Mr. Powell added that he didn’t want to specify a number of months inflation would have to decline before the Fed would decide to change its interest-rate policy. Commerce Department data this past month showed the personal-consumption expenditures price index, the Fed’s preferred measure of inflation, rising at the slowest annual pace since October 2021 when excluding food and energy prices.
The Fed can’t confidently predict the future because, like investors, it can only make its best guess as to what data will show over the coming year, UBS Wealth Management’s Mr. Bernstein said.
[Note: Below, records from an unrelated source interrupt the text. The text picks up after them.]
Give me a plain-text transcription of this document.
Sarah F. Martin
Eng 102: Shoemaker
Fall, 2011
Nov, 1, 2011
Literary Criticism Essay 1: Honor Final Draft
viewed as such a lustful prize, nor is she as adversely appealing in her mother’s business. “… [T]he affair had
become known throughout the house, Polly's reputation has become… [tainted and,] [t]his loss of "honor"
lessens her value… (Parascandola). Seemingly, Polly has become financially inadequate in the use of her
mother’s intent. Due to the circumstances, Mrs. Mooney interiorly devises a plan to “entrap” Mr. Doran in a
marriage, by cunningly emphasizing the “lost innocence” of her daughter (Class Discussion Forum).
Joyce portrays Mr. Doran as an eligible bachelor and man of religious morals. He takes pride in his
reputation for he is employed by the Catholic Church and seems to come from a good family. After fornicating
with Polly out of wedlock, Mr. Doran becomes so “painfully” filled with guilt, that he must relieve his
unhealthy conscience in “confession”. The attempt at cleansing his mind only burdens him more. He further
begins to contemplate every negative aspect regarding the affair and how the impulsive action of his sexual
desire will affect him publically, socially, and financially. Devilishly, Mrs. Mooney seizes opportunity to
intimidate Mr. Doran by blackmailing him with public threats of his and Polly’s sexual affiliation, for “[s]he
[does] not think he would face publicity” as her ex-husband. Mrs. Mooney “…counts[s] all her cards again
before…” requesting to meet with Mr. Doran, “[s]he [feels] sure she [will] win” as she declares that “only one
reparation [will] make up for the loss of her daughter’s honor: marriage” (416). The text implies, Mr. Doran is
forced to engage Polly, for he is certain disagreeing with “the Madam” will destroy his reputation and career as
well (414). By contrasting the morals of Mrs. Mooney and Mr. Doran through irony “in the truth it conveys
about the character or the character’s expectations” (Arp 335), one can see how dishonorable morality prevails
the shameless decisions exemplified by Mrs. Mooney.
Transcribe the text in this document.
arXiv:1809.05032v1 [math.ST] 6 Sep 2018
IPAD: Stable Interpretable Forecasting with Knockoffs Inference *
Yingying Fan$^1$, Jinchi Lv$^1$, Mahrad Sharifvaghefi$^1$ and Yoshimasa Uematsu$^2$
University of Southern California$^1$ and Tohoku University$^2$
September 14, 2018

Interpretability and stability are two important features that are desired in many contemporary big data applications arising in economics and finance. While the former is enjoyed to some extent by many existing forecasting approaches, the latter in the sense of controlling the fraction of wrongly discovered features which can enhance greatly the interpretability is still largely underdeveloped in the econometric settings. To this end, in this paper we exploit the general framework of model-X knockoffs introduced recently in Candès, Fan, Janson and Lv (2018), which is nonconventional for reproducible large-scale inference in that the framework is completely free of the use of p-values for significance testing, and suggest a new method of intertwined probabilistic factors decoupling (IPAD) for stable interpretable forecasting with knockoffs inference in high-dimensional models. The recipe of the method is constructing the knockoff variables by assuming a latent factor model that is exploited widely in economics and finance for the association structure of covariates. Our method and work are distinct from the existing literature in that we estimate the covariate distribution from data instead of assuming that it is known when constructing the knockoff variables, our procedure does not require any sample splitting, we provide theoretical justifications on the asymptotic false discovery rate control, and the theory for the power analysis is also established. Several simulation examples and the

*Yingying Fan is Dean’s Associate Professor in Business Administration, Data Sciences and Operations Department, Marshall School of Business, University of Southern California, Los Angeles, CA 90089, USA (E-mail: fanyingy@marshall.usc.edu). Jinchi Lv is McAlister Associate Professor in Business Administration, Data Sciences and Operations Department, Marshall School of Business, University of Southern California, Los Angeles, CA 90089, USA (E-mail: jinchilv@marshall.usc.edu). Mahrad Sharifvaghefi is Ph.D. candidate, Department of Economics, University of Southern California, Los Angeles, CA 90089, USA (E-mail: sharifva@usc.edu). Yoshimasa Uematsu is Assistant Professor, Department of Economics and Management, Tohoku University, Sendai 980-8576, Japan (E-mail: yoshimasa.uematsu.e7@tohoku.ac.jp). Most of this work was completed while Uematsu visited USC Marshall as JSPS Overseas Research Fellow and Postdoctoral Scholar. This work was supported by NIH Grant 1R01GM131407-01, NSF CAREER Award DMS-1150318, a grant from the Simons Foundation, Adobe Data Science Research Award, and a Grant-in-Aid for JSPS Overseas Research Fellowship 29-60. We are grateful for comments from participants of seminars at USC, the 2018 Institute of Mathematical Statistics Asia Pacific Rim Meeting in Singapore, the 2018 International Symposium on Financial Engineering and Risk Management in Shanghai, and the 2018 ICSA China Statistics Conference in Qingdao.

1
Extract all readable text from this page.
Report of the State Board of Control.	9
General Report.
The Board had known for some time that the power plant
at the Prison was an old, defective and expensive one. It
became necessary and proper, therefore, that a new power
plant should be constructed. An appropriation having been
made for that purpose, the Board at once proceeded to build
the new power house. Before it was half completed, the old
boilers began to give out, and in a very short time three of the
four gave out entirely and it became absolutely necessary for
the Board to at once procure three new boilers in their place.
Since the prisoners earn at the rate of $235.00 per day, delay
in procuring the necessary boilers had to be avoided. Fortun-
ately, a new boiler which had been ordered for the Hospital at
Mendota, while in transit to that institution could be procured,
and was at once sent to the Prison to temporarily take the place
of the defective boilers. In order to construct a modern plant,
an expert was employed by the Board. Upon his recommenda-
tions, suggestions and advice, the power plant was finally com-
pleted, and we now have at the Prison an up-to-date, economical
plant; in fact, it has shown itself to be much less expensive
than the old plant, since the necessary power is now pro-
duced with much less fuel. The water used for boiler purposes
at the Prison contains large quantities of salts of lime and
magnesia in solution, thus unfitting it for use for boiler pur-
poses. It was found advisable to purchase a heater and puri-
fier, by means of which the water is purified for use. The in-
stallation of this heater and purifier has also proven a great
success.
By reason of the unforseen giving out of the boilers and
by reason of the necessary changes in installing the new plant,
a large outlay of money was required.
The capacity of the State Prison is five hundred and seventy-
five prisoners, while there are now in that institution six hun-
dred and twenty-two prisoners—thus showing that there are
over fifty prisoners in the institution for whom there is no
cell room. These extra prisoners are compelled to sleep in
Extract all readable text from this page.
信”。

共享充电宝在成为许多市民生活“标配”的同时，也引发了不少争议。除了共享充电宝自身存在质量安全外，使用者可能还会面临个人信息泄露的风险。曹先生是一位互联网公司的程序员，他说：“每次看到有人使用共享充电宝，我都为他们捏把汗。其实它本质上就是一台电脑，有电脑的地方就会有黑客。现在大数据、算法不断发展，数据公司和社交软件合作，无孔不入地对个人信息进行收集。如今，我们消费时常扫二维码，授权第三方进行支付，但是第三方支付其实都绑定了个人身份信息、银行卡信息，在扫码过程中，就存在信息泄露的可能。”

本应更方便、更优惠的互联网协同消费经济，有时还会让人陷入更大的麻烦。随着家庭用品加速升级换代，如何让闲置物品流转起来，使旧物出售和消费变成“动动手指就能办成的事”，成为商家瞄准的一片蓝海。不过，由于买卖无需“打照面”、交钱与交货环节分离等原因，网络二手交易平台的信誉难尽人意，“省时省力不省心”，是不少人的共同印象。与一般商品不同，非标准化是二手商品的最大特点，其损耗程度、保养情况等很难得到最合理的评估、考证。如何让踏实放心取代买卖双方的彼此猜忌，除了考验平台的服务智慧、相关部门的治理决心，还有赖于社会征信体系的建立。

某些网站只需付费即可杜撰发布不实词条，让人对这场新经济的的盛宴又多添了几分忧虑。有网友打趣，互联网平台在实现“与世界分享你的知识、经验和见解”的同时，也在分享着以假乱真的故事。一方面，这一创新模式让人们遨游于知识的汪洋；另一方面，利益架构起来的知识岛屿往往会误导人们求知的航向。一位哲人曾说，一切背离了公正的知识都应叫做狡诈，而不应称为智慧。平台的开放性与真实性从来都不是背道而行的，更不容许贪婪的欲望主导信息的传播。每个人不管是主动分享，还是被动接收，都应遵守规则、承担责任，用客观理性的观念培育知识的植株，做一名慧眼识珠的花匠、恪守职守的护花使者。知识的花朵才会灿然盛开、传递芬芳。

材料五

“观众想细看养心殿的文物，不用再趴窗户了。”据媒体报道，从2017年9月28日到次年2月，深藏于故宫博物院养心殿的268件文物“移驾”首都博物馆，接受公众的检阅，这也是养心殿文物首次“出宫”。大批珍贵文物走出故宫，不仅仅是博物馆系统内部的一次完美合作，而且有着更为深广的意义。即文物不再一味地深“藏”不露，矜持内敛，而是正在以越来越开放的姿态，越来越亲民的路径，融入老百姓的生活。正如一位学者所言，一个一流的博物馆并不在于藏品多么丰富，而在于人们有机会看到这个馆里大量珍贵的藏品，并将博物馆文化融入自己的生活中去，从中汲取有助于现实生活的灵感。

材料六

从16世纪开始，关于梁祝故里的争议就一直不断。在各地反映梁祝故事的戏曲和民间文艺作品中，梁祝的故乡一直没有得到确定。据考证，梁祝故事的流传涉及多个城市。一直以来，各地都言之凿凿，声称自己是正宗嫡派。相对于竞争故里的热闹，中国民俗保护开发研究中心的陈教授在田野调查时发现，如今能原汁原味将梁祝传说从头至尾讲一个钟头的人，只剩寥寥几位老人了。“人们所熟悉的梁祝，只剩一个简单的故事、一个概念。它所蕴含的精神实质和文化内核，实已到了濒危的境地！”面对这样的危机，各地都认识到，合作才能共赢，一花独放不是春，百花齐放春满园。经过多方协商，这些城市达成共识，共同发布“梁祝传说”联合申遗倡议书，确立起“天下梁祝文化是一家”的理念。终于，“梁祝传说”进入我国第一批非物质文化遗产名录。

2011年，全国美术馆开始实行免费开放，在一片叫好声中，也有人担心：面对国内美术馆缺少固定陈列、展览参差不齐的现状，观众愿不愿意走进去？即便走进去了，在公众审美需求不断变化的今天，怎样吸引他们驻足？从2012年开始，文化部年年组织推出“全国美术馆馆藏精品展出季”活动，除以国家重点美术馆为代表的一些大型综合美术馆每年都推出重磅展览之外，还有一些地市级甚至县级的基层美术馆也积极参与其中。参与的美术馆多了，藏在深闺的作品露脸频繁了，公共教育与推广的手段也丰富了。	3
That makes piling into bets that are contingent on Fed policy going one way or another this year look especially risky, he added.
Given the lingering questions around Fed policy, some say markets look overconfident at the moment.
“It’s one thing to pause the hiking cycle. It’s another thing to actually start delivering rate cuts,” said Jeremy Schwartz, senior U.S. economist at Credit Suisse Group AG. The bank is expecting the S&P 500 to finish the year at 4050, just 5.5% above where it ended 2022. The S&P 500 closed at 4136 Friday.
For the Fed to begin cutting rates this year, Mr. Schwartz believes one of two scenarios must materialize: a severe recession or convincing evidence that inflation will fall back down to the central bank’s 2% target in the near future.